An Outer Segment Localization Signal at the C Terminus of the Photoreceptor-Specific Retinol Dehydrogenase

The C-terminal 16 amino acids of prRDH targets GFP to the OS of both rods and cones in transgenic Xenopus. A, C, GFP without a C-terminal extension localizes predominantly to the cell bodies of rods (A) and cones (C). B, D, GFP fused to the C-terminal 16 amino acids of prRDH localizes predominantly to the OS in rods (B) and cones (D). Left, GFP (green). Right, Overlay of GFP, ROS labeled with Texas Red-conjugated WGA (red), and 4′,6-diamidino-2-phenylindole (blue). The arrowheads in this and all subsequent figures mark the IS–OS junction.

Role of the C-terminal cysteines of prRDH in ROS localization and membrane association. A–D, Subcellular localization in transgenic Xenopus rods of GFP fusion proteins carrying mutated derivatives of the C-terminal 16 amino acids of prRDH. The three prRDH cysteines were mutated to alanine together (A) or individually (B–D). E, Membrane association and electrophoretic mobility of the pWL86–GFP fusion protein from F1 tadpoles. Left and center, Purified ROS were treated with PBS (–), with PBS containing 1% Triton-X 100 (Triton), or with 1 m hydroxylamine (HA) and divided into supernatant (S) and pellet (P) fractions by centrifugation [confirmed by Coomassie staining of rhodopsin (data not shown)]. Right, Mixing the untreated and hydroxylamine-treated samples (M) shows that the shift in apparent molecular mass attributable to hydroxylamine treatment is not an electrophoretic artifact. The arrows at right indicate the GFP fusion protein before and after hydroxylamine treatment. Rhodopsin was not released into the supernatant with hydroxylamine treatment, as judged by Coomassie blue staining (data not shown). Molecular mass standards (at left) from top to bottom, are 64, 52, 39, 26, and 21 kDa.

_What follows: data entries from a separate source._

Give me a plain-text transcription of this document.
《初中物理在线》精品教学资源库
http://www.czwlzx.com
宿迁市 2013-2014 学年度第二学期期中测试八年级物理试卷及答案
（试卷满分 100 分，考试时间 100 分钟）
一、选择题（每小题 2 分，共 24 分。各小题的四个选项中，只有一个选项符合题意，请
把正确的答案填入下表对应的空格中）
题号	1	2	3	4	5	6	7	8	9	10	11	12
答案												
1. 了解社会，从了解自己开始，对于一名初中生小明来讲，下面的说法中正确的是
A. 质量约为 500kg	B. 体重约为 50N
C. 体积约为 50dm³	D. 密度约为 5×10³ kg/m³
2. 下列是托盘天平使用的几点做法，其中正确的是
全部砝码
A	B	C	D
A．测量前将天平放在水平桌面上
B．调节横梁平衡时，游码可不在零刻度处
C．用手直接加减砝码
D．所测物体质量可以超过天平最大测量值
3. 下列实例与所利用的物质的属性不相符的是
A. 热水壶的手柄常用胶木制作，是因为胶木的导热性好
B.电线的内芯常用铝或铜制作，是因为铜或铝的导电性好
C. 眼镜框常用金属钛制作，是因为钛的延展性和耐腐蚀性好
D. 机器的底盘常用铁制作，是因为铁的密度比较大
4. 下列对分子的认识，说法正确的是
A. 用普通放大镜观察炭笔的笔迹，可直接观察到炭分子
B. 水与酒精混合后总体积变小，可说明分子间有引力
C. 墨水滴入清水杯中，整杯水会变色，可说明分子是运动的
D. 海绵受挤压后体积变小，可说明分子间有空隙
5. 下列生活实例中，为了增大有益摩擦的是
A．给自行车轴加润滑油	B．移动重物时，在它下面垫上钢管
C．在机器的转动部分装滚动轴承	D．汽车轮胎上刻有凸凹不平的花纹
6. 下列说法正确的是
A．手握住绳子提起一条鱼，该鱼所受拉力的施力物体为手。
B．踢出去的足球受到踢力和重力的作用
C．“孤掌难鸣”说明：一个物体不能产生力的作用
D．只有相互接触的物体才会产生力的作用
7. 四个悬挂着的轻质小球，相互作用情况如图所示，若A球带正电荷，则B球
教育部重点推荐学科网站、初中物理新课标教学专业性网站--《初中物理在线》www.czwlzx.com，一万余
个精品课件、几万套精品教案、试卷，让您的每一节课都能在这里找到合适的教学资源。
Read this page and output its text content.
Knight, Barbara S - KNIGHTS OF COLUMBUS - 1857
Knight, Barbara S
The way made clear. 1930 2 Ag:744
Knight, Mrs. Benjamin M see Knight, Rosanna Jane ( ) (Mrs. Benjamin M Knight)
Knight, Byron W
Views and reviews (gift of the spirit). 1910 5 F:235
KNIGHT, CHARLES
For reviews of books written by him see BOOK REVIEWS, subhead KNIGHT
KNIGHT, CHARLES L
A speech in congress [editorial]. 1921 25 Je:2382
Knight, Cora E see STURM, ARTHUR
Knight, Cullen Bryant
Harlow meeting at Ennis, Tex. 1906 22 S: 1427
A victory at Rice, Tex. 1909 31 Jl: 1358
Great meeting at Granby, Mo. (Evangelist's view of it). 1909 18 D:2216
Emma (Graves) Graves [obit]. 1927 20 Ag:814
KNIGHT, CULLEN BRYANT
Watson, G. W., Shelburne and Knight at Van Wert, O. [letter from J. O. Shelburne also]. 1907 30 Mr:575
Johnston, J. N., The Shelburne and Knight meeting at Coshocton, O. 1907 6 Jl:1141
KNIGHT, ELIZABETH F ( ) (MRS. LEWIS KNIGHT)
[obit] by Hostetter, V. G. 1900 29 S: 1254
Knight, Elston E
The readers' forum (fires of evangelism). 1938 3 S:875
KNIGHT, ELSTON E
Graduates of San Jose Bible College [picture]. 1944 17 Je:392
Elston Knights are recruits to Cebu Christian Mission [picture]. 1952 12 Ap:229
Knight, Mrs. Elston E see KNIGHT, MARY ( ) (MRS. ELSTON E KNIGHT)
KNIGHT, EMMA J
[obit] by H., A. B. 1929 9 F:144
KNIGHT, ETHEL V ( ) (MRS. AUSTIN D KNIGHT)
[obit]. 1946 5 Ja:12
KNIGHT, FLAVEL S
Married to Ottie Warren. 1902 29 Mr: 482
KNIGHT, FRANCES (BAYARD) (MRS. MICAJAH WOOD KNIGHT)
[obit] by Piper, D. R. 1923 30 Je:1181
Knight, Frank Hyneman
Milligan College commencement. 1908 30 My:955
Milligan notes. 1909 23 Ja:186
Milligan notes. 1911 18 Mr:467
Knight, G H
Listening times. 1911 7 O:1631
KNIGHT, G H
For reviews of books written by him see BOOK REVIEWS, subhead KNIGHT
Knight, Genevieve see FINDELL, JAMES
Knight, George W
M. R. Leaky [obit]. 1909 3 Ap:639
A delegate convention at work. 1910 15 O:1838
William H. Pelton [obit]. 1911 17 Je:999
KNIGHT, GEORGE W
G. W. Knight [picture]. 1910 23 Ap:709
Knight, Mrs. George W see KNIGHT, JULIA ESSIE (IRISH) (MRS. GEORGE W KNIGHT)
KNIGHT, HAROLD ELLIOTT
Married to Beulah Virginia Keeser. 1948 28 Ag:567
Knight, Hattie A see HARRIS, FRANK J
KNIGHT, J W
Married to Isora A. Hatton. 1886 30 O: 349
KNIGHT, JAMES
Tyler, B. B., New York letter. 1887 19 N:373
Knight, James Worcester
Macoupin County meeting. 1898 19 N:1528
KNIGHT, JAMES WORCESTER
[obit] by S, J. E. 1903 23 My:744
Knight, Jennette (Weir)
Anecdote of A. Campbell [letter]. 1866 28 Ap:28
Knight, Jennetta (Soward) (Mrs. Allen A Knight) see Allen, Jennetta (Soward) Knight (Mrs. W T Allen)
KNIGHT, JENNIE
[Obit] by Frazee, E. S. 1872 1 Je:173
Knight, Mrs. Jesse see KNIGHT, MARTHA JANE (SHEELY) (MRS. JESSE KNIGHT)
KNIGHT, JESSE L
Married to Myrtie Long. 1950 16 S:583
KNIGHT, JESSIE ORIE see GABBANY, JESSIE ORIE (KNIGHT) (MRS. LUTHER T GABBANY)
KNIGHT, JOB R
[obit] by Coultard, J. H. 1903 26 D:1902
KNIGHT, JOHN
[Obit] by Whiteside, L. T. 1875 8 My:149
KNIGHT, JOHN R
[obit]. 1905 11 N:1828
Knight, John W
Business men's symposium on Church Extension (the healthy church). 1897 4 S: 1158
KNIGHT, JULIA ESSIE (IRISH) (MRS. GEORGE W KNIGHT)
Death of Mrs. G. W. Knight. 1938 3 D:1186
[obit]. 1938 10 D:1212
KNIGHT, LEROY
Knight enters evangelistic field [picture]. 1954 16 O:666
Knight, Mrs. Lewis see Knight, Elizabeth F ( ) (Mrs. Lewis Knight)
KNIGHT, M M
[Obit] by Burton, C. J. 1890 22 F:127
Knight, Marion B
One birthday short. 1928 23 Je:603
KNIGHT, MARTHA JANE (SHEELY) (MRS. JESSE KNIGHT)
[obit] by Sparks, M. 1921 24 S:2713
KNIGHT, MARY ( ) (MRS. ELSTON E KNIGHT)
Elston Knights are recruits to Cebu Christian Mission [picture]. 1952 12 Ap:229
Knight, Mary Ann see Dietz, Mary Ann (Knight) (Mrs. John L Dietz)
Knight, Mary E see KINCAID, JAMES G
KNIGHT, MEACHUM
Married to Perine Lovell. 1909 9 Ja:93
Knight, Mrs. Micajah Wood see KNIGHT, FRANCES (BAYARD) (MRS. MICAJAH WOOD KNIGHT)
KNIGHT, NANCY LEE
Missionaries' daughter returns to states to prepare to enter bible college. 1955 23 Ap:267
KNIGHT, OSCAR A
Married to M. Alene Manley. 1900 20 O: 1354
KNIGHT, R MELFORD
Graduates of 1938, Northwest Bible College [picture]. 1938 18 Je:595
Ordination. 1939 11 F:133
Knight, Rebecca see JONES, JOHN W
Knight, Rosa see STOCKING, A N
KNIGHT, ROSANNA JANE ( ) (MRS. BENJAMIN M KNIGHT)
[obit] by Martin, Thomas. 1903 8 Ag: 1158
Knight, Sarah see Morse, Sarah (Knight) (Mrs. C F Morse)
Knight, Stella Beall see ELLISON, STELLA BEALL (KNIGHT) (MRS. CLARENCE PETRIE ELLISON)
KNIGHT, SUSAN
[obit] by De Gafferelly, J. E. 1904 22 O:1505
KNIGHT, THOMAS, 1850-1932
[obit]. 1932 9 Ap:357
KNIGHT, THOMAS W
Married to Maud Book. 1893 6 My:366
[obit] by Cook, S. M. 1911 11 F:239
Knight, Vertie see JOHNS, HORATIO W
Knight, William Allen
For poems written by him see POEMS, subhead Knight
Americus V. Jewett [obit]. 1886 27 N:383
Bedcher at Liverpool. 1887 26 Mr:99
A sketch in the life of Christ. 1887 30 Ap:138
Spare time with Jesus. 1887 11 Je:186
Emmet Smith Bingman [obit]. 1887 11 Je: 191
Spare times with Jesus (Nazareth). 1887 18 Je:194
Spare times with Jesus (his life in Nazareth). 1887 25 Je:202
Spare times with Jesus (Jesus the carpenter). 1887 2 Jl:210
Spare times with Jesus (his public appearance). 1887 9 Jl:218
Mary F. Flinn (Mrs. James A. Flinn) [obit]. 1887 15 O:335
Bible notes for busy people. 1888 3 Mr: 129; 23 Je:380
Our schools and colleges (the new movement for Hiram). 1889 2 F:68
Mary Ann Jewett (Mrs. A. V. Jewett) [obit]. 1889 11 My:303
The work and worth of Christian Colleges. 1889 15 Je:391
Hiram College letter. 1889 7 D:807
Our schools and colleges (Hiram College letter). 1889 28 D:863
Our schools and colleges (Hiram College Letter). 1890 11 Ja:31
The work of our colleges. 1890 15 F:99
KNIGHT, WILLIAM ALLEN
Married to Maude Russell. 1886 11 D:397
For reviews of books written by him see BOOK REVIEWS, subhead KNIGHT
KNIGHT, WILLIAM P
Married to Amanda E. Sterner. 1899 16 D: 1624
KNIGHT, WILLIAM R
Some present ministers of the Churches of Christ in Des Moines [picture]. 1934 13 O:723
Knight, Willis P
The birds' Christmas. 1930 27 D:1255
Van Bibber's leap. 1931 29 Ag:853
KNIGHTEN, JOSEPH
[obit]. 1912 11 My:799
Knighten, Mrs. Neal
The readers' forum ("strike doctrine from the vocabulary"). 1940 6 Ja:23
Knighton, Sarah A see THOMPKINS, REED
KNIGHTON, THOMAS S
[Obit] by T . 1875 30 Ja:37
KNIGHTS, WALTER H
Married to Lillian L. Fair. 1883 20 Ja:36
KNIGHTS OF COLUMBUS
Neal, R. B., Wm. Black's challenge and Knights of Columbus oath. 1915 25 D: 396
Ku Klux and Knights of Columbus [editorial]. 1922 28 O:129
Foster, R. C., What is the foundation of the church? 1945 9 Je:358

The... VXPX motif at the C terminus of prRDH facilitates ROS localization of GFP fusion proteins. A, Deletion of the four C-terminal amino acids from the GFP–prRDH C-terminal fusion produces only a small decrease in the efficiency of ROS localization (compare with Fig. 2 B). B, Mutation of the conserved valine at –4 and proline at –2 to alanine results in localization of the majority of the GFP fusion protein to the IS, cell body, and base of the ROS. Bottom center, Endogenous rhodopsin (stained with mAb 1D4; red) is not mislocalized in rods expressing pWL167. We note that the high rhodopsin concentration in the ROS leads to efficient capture of the 1D4 mAb near the ROS surface with inefficient immunostaining in the ROS interior.

ROS localization of GFP fusions with N-terminal membrane association domains and C-terminal... (V/I)XPX motifs. A–C, An N-terminal extension derived from Lyn kinase and containing a myristoylation site and a palmitoylation site (G and C, respectively) fused with GFP (A) or with GFP carrying the eight C-terminal amino acids from prRDH (B) or rhodopsin (C). D–F, An N-terminal extension derived from GAP43 and containing two palmitoylation sites (each represented by C) fused with GFP (D) or with GFP carrying the eight C-terminal amino acids from prRDH (E) or rhodopsin (F). In D–F, the fusion protein accumulates most prominently at the base of the ROS. The addition of the prRDH or Xenopus rhodopsin C terminus to the Lyn kinase–GFP fusion leads to an increase in the relative efficiency of ROS localization (A, compare B, C), whereas the addition of the same segment to the GAP43–GFP fusion has little effect (D, compare E, F).